#4 Most Influential Player of All Time – Firebat, the first World Champion

Steven Mullahoo

Steven Mullahoo

Hearthstone has been full of incredible talent and characters, but there’s only one First World Champion– introducing Firebat. The #4th Most Influential Hearthstone Player of All Time!

Esports.gg and Frodan are collaborating to reveal the Top 8 Most Influential Hearthstone players of all time!! We will be revealing a new player every day in the run-up until Christmas. At number 4 it's James "Firebat" Kostesich!

Top 8 Most Influential Players of All Time

  • #8 - TrumpSC
  • #7 - VKLIooon
  • #6 - Reynad
  • #5 - Kibler
  • #4 - Firebat
  • #3 - TBA 21st December
  • #2 - TBA 22nd December
  • #1 - TBA 23rd December

Introducing James "Firebat" Kostesich!

Playing Hearthstone in 2021 and then going and listening to old Firebat videos might remind you of watching a classic movie. You see ideas that you're familiar with, hear things that sound obvious, and you wonder. The short-sighted might then scoff, but what we need to respect and remember is: he was First.

Becoming an Original

Firebat was the First World Champion-- and NA, no less! (North America took home the very first Worlds, though no region has yet to repeat a Worlds victory.) In 2014 Firebat showed up in the first wave of competitors and crushed the field of this brand new game at just 18 years old. In a dominant 3-0 finals he defeated Tiddler Celestial to become a household name, backed up by some impressive new technology.

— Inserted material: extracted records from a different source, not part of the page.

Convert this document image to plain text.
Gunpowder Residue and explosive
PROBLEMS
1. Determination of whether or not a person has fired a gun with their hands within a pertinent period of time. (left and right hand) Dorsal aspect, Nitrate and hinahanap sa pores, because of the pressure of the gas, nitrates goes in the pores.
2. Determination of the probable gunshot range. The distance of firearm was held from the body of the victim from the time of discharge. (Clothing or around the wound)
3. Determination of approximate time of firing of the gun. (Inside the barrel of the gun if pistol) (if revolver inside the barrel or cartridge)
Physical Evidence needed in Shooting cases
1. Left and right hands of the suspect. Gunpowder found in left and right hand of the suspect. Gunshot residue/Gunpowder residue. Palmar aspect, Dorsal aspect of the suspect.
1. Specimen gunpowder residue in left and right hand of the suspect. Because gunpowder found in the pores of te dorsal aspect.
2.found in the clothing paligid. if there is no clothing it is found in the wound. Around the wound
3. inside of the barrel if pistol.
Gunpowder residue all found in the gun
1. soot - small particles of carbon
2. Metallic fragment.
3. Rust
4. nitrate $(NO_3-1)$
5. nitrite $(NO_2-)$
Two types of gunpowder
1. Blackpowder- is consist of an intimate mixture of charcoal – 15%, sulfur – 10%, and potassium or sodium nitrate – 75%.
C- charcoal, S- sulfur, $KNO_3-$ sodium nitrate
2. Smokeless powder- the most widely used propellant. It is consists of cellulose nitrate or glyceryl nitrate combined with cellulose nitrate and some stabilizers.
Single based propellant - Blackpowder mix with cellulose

Because I know-- you're probably used to counting when you play Hearthstone. You absolute mad lad. And yet, that's the thing about the originals-- they did it before it was cool. Before it was the Assumed, the Standard, Assisted, it had to start somewhere. Before deck trackers there had to be a world full of people who never thought about the math. Hearthstone was a game that wasn't fully understood, and the dirty work still had yet to be done.

Firebat blazed that trail.

"I'm one of the few players that does all the math... spreadsheets on spreadsheets on spreadsheets on spreadsheets... of all the math between draws, RNG... I get really in depth and into it! When I commit to doing something I try to do it as best as I possibly can."

James "Firebat" Kostesich

"...then when I had my lineup set I ran 86 tournaments with eight people (just eight high legend people from my friend list, most of the time different people) and played in that format and experimented with how I was going to ban and such and really tested the numbers. So every single match for Blizzcon was basically something I had done already."

James "Firebat" Kostesich

Firebat was the poster child for the talented, methodical grinder with the time and focus to win. It was no wonder that he took a brand new game by storm. That first leap ahead of the competition is a massive one, both to realize and successfully capture. But Firebat nailed it, and was rewarded heavily. One of the all-time highest prize-money earners in Hearthstone, Firebat had a direct response to how and why he was so good:

"I really think anyone that has passion can achieve whatever they want if they work for it. I have spent many, many, many, hours studying every aspect of the game with spreadsheets and learning math concepts so I can understand it better. Just working for anything that even gave me a 0.1% better chance of winning. And if someone shares the same passion I believe they could be a world champion as well."

James "Firebat" Kostesich

Becoming Permanent

Firebat hosted the Omnistone podcast with Frodan and Kibler to kick off a long tradition of Hearthstone content made by professionals. The gang took their experience grinding hardcore Hearthstone and gave the first glimpses into an otherwise unseen world. In a game as complicated and ever-changing as Hearthstone, a way to parse and process the world was met with ravenous demand from the community. Podcasts to this day are a mainstay in Hearthstone culture, and Omnistone set the Legendary bar high.

Through it all, and to complete the trifecta, Firebat maintained a steady flow of YouTube videos for years. Capturing his moments from streaming and limit-testing, the channel has been uploading almost nonstop since Hearthstone began.

Firebat literally paved the way for almost every avenue of Hearthstone content, even professional competition, simultaneously. It's rare to see an Original Hero, so young and so enthralled with the system of the game. He literally set the audio, visual, and technical standards for the game at the same time. If you heard it, saw it, or tried to play like it, you were trying to emulate Firebat-- whether you knew it or not. His was a handprint impossible to wipe away.

In a premier degree of honor, the card Fiery Bat from the Whispers of the Old Gods expansion was named after him. For a player named after a player named after a card, it seems like a perfect full-circle. But in the middle of that loop forever sits a part of the fiery soul of James Kostesich-- the burning engine that helped build the heart of what Hearthstone is today.

In a mysterious turn of events, Firebat's presence disappeared from the internet late in 2021. His Twitter deactivated, and no word has been heard since. But some still say that when you try to count lethal, just whispering his name invokes a deep and mystical RNG. You can almost feel the chill of math in the air... say it with me now.

"Firebat-- Firebat-- Firebat."

Thank you to one of Hearthstone's most influential people: James "Firebat" Kostesich!